With regard to patient-reported outcomes, no statistically significant changes were observed in either EORTC or MFI-20 scores following the 4-week prehabilitation program. In the context of ongoing neoadjuvant chemotherapy—characterized by a substantial symptom burden and treatment-related fatigue—these findings suggest that the intervention did not produce measurable group-level improvements in perceived quality of life or fatigue. Nevertheless, the presence of individual trajectories exceeding the MCID thresholds indicates a heterogeneous response, consistent with the clinical variability of this population, and supports the notion that prehabilitation may at least contribute to stabilizing quality of life and fatigue perception during systemic treatment.

This study has several important limitations typical of early-stage pilot feasibility work. First, only six participants completed the intervention and post-intervention assessments, substantially limiting robustness, precision, and generalizability. Second, the absence of a control group prevents any causal or comparative interpretation of secondary outcome changes. Third, the study population was clinically heterogeneous, including variability in treatment course and chemotherapy regimen, which may have acted as a confounding factor. Fourth, this manuscript reports a center-specific exploratory cohort within a broader multicenter framework, and the findings should therefore not be generalized beyond similar neoadjuvant settings. Finally, several secondary outcomes were exploratory, and the study was not powered to detect clinically meaningful efficacy effects.
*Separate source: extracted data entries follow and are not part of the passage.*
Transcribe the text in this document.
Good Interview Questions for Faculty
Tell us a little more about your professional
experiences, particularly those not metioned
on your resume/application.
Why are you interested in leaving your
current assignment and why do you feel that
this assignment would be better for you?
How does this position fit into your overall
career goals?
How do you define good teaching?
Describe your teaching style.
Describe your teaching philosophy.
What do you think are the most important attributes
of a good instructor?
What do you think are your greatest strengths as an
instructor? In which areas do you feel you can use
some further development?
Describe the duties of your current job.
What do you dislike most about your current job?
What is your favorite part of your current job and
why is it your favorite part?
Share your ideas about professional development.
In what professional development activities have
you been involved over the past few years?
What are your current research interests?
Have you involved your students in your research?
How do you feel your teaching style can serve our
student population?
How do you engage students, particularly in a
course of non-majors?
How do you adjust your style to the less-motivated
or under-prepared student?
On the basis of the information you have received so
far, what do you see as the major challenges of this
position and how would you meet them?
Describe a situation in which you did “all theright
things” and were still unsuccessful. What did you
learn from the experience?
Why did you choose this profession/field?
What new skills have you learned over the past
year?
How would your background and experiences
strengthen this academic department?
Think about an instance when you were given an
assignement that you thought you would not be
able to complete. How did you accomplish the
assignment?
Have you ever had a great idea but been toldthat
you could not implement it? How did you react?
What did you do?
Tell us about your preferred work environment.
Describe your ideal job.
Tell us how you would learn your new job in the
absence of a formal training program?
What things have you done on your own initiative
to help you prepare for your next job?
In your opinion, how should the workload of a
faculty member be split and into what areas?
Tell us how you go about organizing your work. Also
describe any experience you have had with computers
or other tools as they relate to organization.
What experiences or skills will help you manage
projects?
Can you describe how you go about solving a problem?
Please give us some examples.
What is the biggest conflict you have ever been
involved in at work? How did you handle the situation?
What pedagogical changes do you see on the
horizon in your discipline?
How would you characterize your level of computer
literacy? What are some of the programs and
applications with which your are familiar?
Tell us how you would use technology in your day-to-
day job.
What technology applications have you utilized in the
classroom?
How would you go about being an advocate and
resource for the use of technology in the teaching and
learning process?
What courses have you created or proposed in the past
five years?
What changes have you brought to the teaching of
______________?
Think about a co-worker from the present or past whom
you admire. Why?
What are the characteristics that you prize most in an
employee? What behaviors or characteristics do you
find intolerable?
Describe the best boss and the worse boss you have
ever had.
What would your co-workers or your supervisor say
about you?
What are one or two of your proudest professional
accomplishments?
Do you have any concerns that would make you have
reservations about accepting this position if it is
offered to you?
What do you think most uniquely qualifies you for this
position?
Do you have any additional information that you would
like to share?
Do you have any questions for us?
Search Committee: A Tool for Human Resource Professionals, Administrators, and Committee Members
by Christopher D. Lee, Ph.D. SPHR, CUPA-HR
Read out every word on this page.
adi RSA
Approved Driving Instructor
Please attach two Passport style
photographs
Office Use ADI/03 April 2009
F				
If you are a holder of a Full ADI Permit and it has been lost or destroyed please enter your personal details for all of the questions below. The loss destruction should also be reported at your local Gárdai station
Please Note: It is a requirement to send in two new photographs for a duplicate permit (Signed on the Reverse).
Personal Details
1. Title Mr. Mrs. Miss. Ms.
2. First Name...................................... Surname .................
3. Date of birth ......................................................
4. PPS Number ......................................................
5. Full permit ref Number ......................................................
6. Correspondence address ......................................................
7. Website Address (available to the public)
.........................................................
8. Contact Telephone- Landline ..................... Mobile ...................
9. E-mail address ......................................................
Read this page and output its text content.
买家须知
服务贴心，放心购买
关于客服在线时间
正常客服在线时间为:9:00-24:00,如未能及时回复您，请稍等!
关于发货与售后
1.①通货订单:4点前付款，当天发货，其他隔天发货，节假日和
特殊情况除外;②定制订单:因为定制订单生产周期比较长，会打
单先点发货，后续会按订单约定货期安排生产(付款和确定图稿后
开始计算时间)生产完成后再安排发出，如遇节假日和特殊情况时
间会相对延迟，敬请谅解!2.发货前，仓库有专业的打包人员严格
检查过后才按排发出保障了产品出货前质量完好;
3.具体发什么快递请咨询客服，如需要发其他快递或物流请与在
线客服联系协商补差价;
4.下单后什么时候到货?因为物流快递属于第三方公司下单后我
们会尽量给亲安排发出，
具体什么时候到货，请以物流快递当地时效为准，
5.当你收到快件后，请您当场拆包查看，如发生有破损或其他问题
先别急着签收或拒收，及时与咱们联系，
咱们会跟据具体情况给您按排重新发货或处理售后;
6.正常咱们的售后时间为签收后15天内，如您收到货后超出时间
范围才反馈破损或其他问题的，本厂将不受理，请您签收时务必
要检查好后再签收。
Accordingly, the present findings should be interpreted primarily in terms of feasibility rather than effectiveness.

5. Conclusions

A 4-week partially supervised, home-based exercise prehabilitation program appears feasible in a subset of pancreatic cancer patients undergoing neoadjuvant chemotherapy, with no exercise-related adverse events among those who participated. However, the substantial attrition rate and very small number of completers indicate that feasibility was limited and that implementation remains challenging in this clinical context. Secondary outcomes were largely stable and should be interpreted as exploratory only. Future controlled studies with larger samples are needed to determine whether this approach can be optimized and whether it provides clinically meaningful benefits during neoadjuvant treatment.